Al Tajir had given up a career in human resource management for the field of car rallies, going on to represent the UAE at international events and bring home several medals.

In 2013, she finished in fourth place in the Umm Al Quwain car rally and in eighth place out of 100 cars in the Abu Dhabi Desert Challenge, a prestigious international cross-country race through the "treacherous" Empty Quarter.

7. Suzane Al Houby, Palestinian mountaineer

Source: Facebook

UAE-based Al Houby made history in 2011 when she became the first Arab woman to climb Mount Everest during a 51-day journey.

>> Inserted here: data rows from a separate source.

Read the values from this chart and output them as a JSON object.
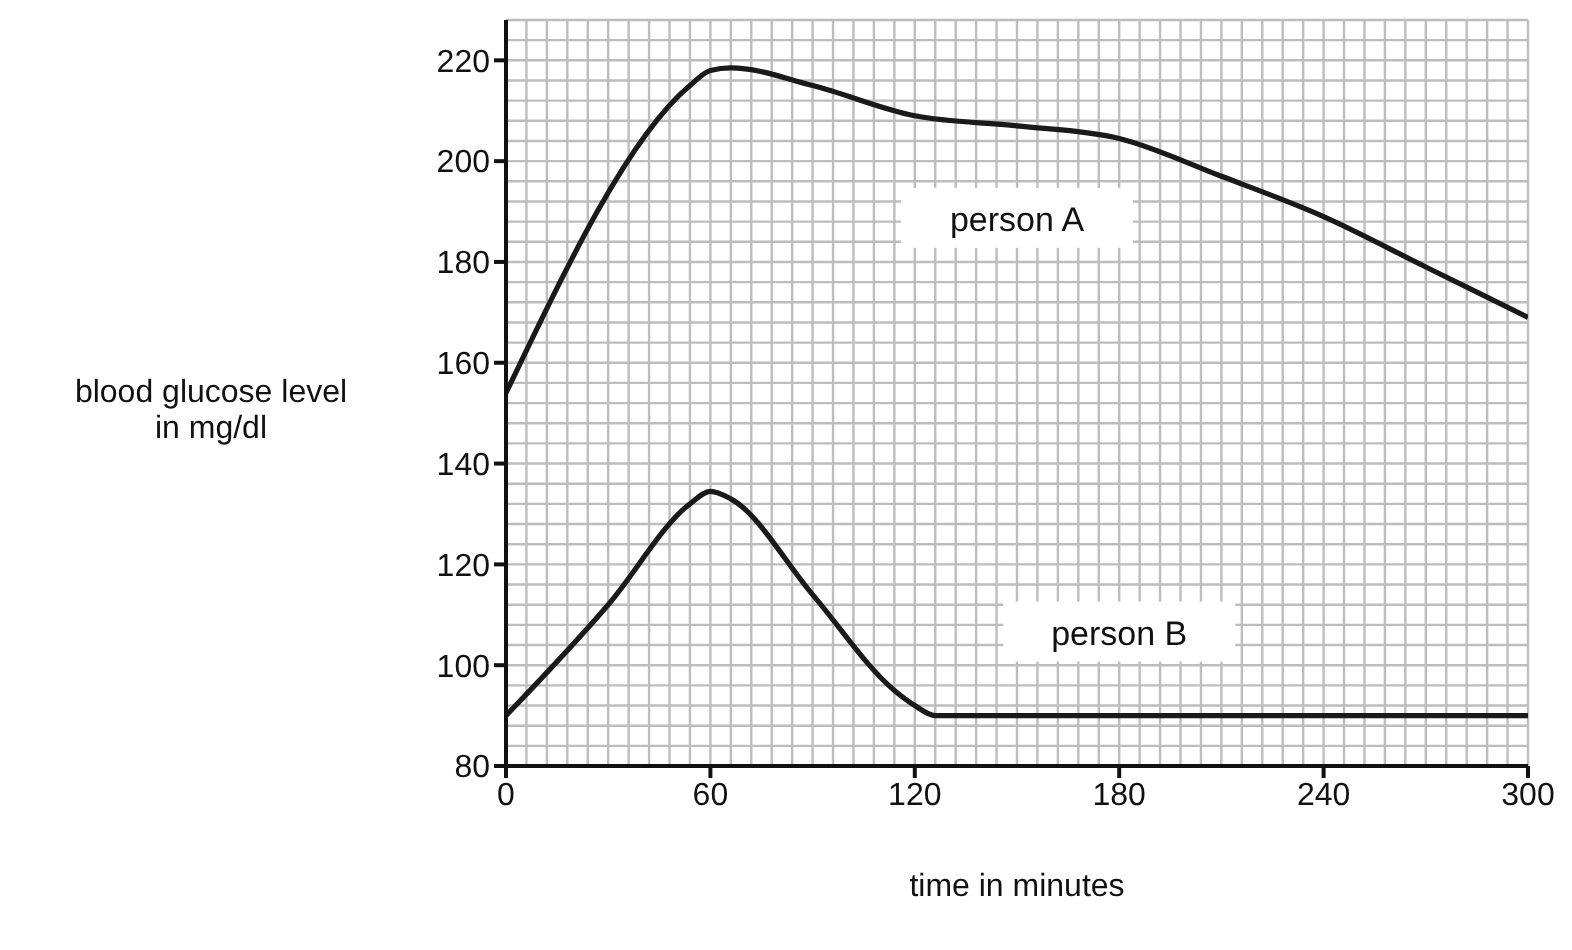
{
  "chart_data": {
    "type": "line",
    "xlabel": "time in minutes",
    "ylabel": "blood glucose level\nin mg/dl",
    "xlim": [
      0,
      300
    ],
    "ylim": [
      80,
      228
    ],
    "xticks": [
      0,
      60,
      120,
      180,
      240,
      300
    ],
    "yticks": [
      80,
      100,
      120,
      140,
      160,
      180,
      200,
      220
    ],
    "grid": true,
    "marker": "none",
    "line_style": "solid",
    "series": [
      {
        "name": "person A",
        "color": "#1a1a1a",
        "x": [
          0,
          54,
          60,
          66,
          90,
          120,
          150,
          180,
          210,
          240,
          270,
          300
        ],
        "values": [
          154,
          215,
          218,
          218.5,
          215,
          209,
          207,
          204.5,
          197,
          189,
          179,
          169
        ]
      },
      {
        "name": "person B",
        "color": "#1a1a1a",
        "x": [
          0,
          30,
          54,
          60,
          66,
          90,
          114,
          120,
          126,
          180,
          300
        ],
        "values": [
          90,
          112,
          132,
          134.5,
          133,
          114,
          95,
          92,
          90,
          90,
          90
        ]
      }
    ]
  }
}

Additionally, she is the first to complete the Seven Summits challenge. 

"I would like to share this triumph with the Palestinian people and all Arabs - especially all the Arab women, young and old, who continue to contribute to the peace and stability of the region we all call home," she said at the time.

That's not all. She is also the founder and CEO of the adventure travel company Rahhalah.

8. Sarah Attar, Saudi Olympian

Sarah Attar
Source: Flickr

Saudi Arabia has only sent female athletes to the Olympics Games twice, in 2012 and 2016. Attar competed both times, making her the kingdom's only female two-time Olympian.

Attar competed in the  800 meter race at the London 2012 Olympics when Saudi Arabia sent female athletes to the Olympics for the first time. 

Despite being attacked with demeaning insults on social media and receiving minimal financial and media support, Attar decided to compete again in Rio 2016. She thus became the first Saudi to participate in an Olympic marathon.

9. Ahmed Jaffar, Bahraini adventurer

Born and raised in Bahrain, the 63-year-old businessman and artist refused to let Parkinson's disease hold him back but instead used it as a motivation to live life to the fullest.

After being diagnosed with the disease in 2011, Jaffar began traveling the world and seeking adventure. 

He has ventured through Mongolia and the South Pole, climbed Mount Kilimanjaro, tackled the extreme temperatures of Iceland, and gone skydiving in the United States.

"I've always wanted to fly between the planets, and God gave me the chance to do it," he told Perle magazine. "Traveling made me realize I can regain control of my life," he added.